Diagnosis of cystic fibrosis by new generation sequencing

The mutations within the CFTR gene affect the lungs, the digestive tract, the sweat glands or the pancreas and the reproductive system in males. Over 1800 CFTR mutations have been listed. Extensive genetic and clinical heterogeneity of the disease exists, depending on the type of CFTR gene mutation and the ethnic origin of the parents.

CFTR gene mutations can be screened for using several different methods. Commercial diagnostic kits can detect the most frequently encountered mutations (between 20 and 36 mutations depending on the kit used), which cover approximately 80% of the mutations responsible for cystic fibrosis. Sanger sequencing enables the entire coding sequence of the CFTR gene to be screened and offers better detection for the mutations for this gene. However, the method remains cumbersome and costly.

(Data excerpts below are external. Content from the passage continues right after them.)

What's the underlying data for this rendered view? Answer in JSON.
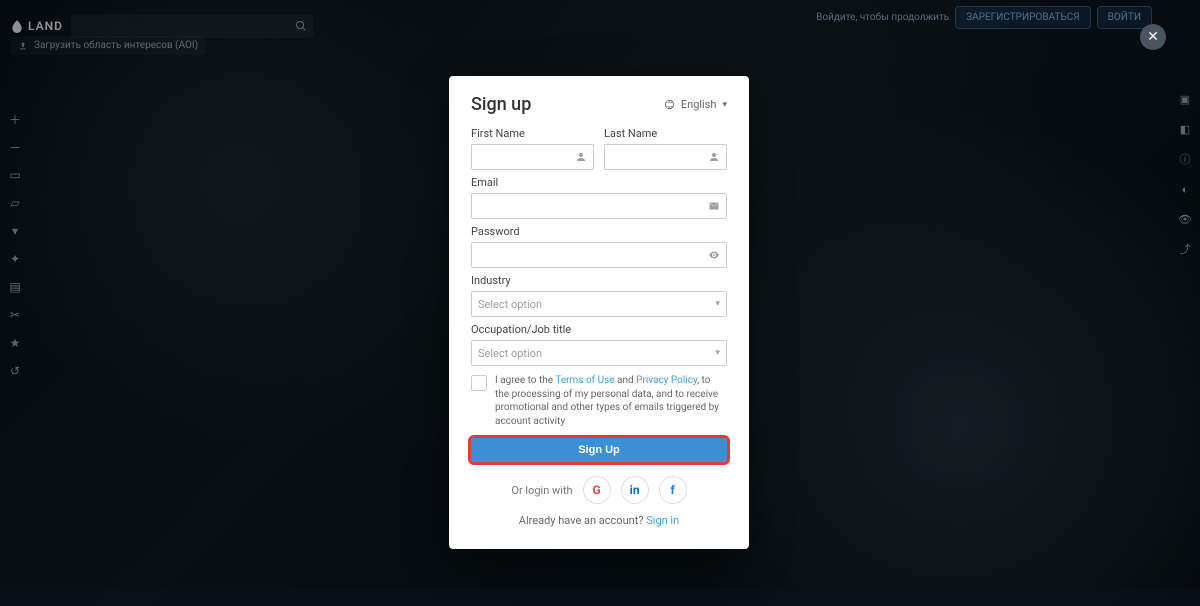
{
  "brand": "LAND",
  "top": {
    "search_placeholder": "",
    "upload_aoi": "Загрузить область интересов (AOI)",
    "signin_hint": "Войдите, чтобы продолжить",
    "register_btn": "ЗАРЕГИСТРИРОВАТЬСЯ",
    "signin_btn": "ВОЙТИ"
  },
  "modal": {
    "title": "Sign up",
    "language": "English",
    "first_name_label": "First Name",
    "last_name_label": "Last Name",
    "email_label": "Email",
    "password_label": "Password",
    "industry_label": "Industry",
    "industry_placeholder": "Select option",
    "occupation_label": "Occupation/Job title",
    "occupation_placeholder": "Select option",
    "agree_prefix": "I agree to the ",
    "terms": "Terms of Use",
    "and": " and ",
    "privacy": "Privacy Policy",
    "agree_suffix": ", to the processing of my personal data, and to receive promotional and other types of emails triggered by account activity",
    "submit": "Sign Up",
    "or_login": "Or login with",
    "already": "Already have an account?",
    "signin_link": "Sign in"
  }
}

New generation sequencing techniques (NGS: MiSeq, Illumina) enable high sensitivity analysis that is rapid and less costly of the entire CFTR gene when compared to other reference method such as Sanger sequencing.

In Biomnis, a pilot study has been carried out on 70 samples from patients and 7 external quality control samples. This study, which used the Nextera XT® (Illumina) kit and multiplex PCR of 32 amplicons, simultaneously analysed the 5′ and 3′ UTRs, 27 CFTR exons and the intronic regions implied in the alternative splicing of the CFTR gene (flanking intronic junctions of the 27 exons and intron 19 (3849+10kb C>T) and 11 (1811+1.6kb A>G) mutations).

The total number of mutations currently identified in the CFTR gene is 1818. The total number of mutations included in the gene screening by the OLA® (Abbott) kit is 32. The number of mutations included in the NGS method for the CFTR gene is 1707.